Perhaps, like an initial crack on a car windshield, partygate’s disgrace will shatter just about every aspect of its record. But here we touch on one of the most glaring consequences of his mismanagement: the fact that even if he is expelled, the ramifications of his tenure will spread far beyond him and those around him. Some of his Tory colleagues obviously believe that after he leaves, a new leader will be able to herald a whole new beginning. On this point, I would direct them to the opinion of a first-time Conservative voter in the newly Conservative constituency of Bolton North East, whose views were recently registered by former Downing Street pollster James Johnson: “They’re all up there supporting him, most of them.

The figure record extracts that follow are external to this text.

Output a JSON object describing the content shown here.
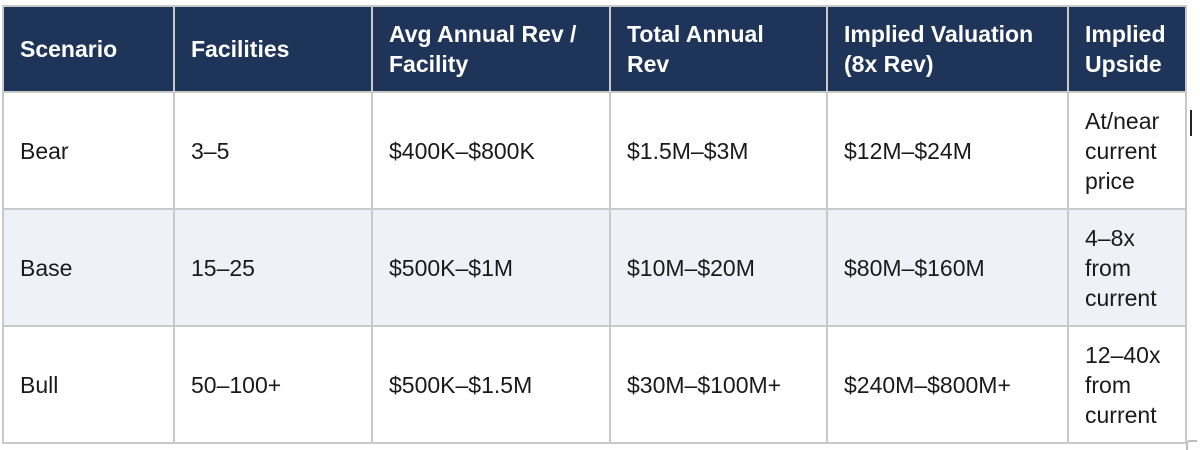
{
  "table": {
    "headers": [
      [
        "Scenario"
      ],
      [
        "Facilities"
      ],
      [
        "Avg Annual Rev /",
        "Facility"
      ],
      [
        "Total Annual",
        "Rev"
      ],
      [
        "Implied Valuation",
        "(8x Rev)"
      ],
      [
        "Implied",
        "Upside"
      ]
    ],
    "rows": [
      {
        "scenario": "Bear",
        "facilities": "3–5",
        "avg_rev": "$400K–$800K",
        "total_rev": "$1.5M–$3M",
        "valuation": "$12M–$24M",
        "upside": [
          "At/near",
          "current",
          "price"
        ]
      },
      {
        "scenario": "Base",
        "facilities": "15–25",
        "avg_rev": "$500K–$1M",
        "total_rev": "$10M–$20M",
        "valuation": "$80M–$160M",
        "upside": [
          "4–8x",
          "from",
          "current"
        ]
      },
      {
        "scenario": "Bull",
        "facilities": "50–100+",
        "avg_rev": "$500K–$1.5M",
        "total_rev": "$30M–$100M+",
        "valuation": "$240M–$800M+",
        "upside": [
          "12–40x",
          "from",
          "current"
        ]
      }
    ]
  },
  "colors": {
    "header_bg": "#1f3459",
    "header_text": "#ffffff",
    "alt_row_bg": "#eef2f8",
    "border": "#c9c9c9"
  }
}
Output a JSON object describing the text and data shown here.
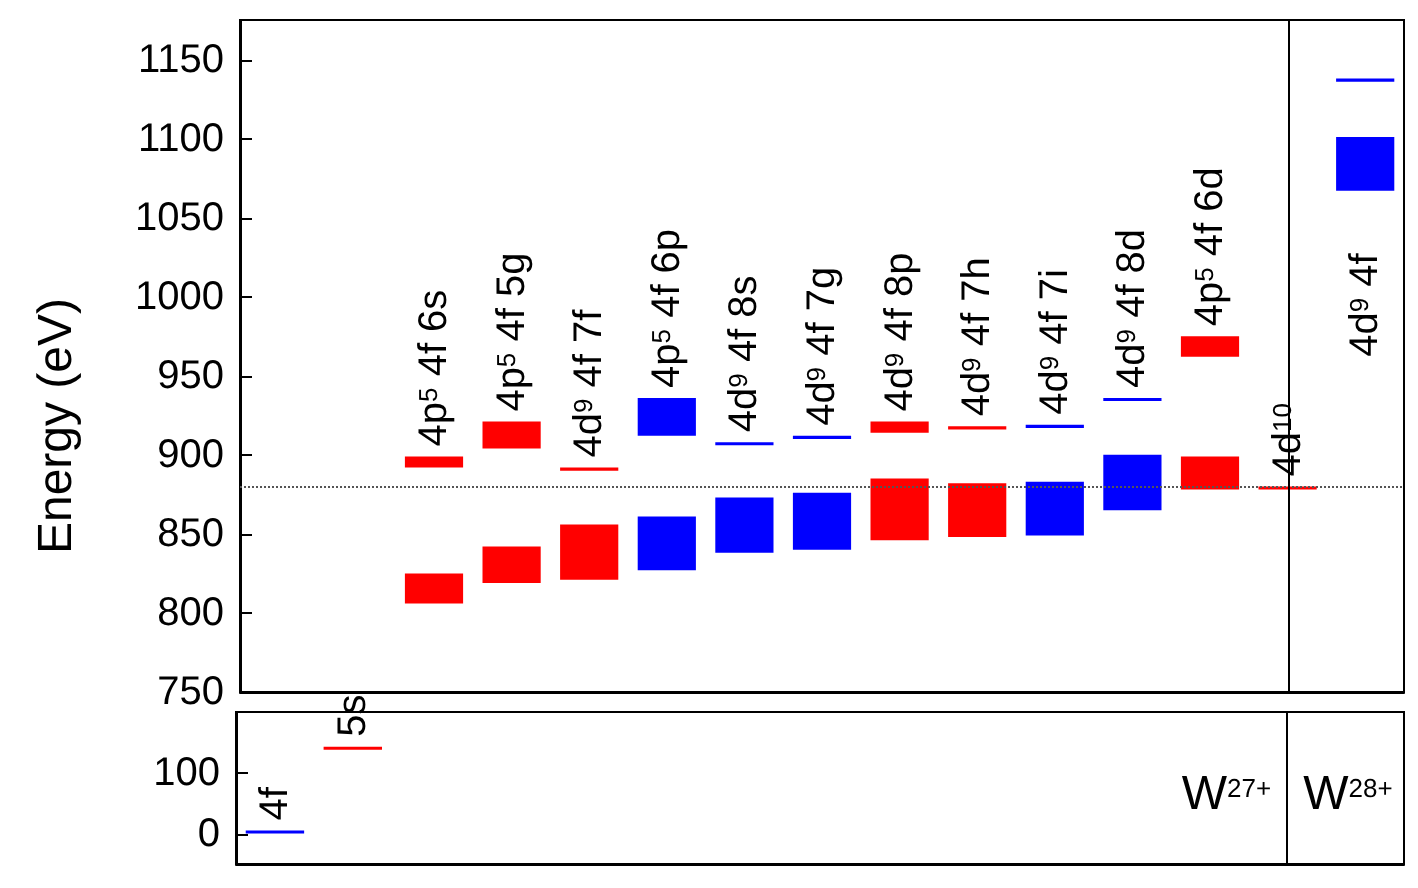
{
  "chart_data": [
    {
      "type": "bar",
      "ylabel": "Energy (eV)",
      "categories": [
        null,
        null,
        "4p$^{5}$ 4f 6s",
        "4p$^{5}$ 4f 5g",
        "4d$^{9}$ 4f 7f",
        "4p$^{5}$ 4f 6p",
        "4d$^{9}$ 4f 8s",
        "4d$^{9}$ 4f 7g",
        "4d$^{9}$ 4f 8p",
        "4d$^{9}$ 4f 7h",
        "4d$^{9}$ 4f 7i",
        "4d$^{9}$ 4f 8d",
        "4p$^{5}$ 4f 6d",
        "4d$^{10}$",
        "4d$^{9}$ 4f"
      ],
      "ylim": [
        750,
        1175
      ],
      "yticks": [
        750,
        800,
        850,
        900,
        950,
        1000,
        1050,
        1100,
        1150
      ],
      "tick_labels": "y",
      "grid": false,
      "series": [
        {
          "base": [
            null,
            null,
            806,
            819,
            821,
            827,
            838,
            840,
            846,
            848,
            849,
            865,
            878,
            null,
            1067
          ],
          "values": [
            null,
            null,
            19,
            23,
            35,
            34,
            35,
            36,
            39,
            34,
            34,
            35,
            21,
            null,
            34
          ],
          "colors": [
            null,
            null,
            "#ff0000",
            "#ff0000",
            "#ff0000",
            "#0000ff",
            "#0000ff",
            "#0000ff",
            "#ff0000",
            "#ff0000",
            "#0000ff",
            "#0000ff",
            "#ff0000",
            null,
            "#0000ff"
          ]
        },
        {
          "base": [
            null,
            null,
            892,
            904,
            890,
            912,
            906,
            910,
            914,
            916,
            917,
            934,
            962,
            878,
            1136
          ],
          "values": [
            null,
            null,
            7,
            17,
            2,
            24,
            2,
            2,
            7,
            2,
            2,
            2,
            13,
            2,
            2
          ],
          "colors": [
            null,
            null,
            "#ff0000",
            "#ff0000",
            "#ff0000",
            "#0000ff",
            "#0000ff",
            "#0000ff",
            "#ff0000",
            "#ff0000",
            "#0000ff",
            "#0000ff",
            "#ff0000",
            "#ff0000",
            "#0000ff"
          ]
        }
      ],
      "ref_lines": [
        {
          "axis": "y",
          "value": 880,
          "line_style": "dotted",
          "color": "#555555"
        },
        {
          "axis": "x",
          "value": "4d$^{10}$",
          "color": "#000000"
        }
      ]
    },
    {
      "type": "bar",
      "categories": [
        "4f",
        "5s",
        "4p$^{5}$ 4f 6s",
        "4p$^{5}$ 4f 5g",
        "4d$^{9}$ 4f 7f",
        "4p$^{5}$ 4f 6p",
        "4d$^{9}$ 4f 8s",
        "4d$^{9}$ 4f 7g",
        "4d$^{9}$ 4f 8p",
        "4d$^{9}$ 4f 7h",
        "4d$^{9}$ 4f 7i",
        "4d$^{9}$ 4f 8d",
        "4p$^{5}$ 4f 6d",
        "4d$^{10}$",
        "4d$^{9}$ 4f"
      ],
      "ylim": [
        -50,
        200
      ],
      "yticks": [
        0,
        100
      ],
      "tick_labels": "y",
      "grid": false,
      "series": [
        {
          "base": [
            0,
            138,
            null,
            null,
            null,
            null,
            null,
            null,
            null,
            null,
            null,
            null,
            null,
            null,
            null
          ],
          "values": [
            5,
            5,
            null,
            null,
            null,
            null,
            null,
            null,
            null,
            null,
            null,
            null,
            null,
            null,
            null
          ],
          "colors": [
            "#0000ff",
            "#ff0000",
            null,
            null,
            null,
            null,
            null,
            null,
            null,
            null,
            null,
            null,
            null,
            null,
            null
          ]
        }
      ],
      "ref_lines": [
        {
          "axis": "x",
          "value": "4d$^{10}$",
          "color": "#000000"
        }
      ],
      "annotations": [
        "W$^{27+}$",
        "W$^{28+}$"
      ]
    }
  ]
}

That’s my concern now, with the [Conservative] party: “Oh, he apologized, let’s get on with the job.” No – you lied about doing the job.

Even though they have kept their distance, whoever succeeds Johnson will face lingering anger over his rule-breaking and deception, and how spoiled he has been by his colleagues – not to mention the consequences of Brexit. , the fallout from its largely disastrous management. of Covid, and the cost of living crisis, that by increasing National Insurance and scrapping the £20-a-week rise in Universal Credit, his government has only managed to deepen.

There is a rather naïve view that as Johnson’s popularity drops, Labor’s will continue to rise and – by some as yet unexplained miracle – Keir Starmer and his party will eventually win enough seats to take power. But like all Labor leaders, he will depend on the public being open to his ideas and willing to believe the government can make a difference in their lives. His current leads in the polls aren’t bad, but you can find similar number in the history of many Labor leaders who have lost – perhaps suggesting that the disaffection and anger spread by Johnson’s misconduct and his broken promises may in part bypass Labor and fuel something much more insidious and dark.

It’s the prospect that should worry people of all political persuasions. Long before partygate, years of public disengagement gave us Nigel Farage, Tommy Robinson and millions of people concluding that the system was broken and simply shut down. Under these circumstances, the first duty of anyone in high office should have been to try to repair the breach. But, having become prime minister amid a crisis of confidence, Johnson then escalated the situation, sometimes deliberately, with consequences that will last long after his time at the top. Each time he goes, it will be his most lasting legacy – which is surely the biggest shame of all.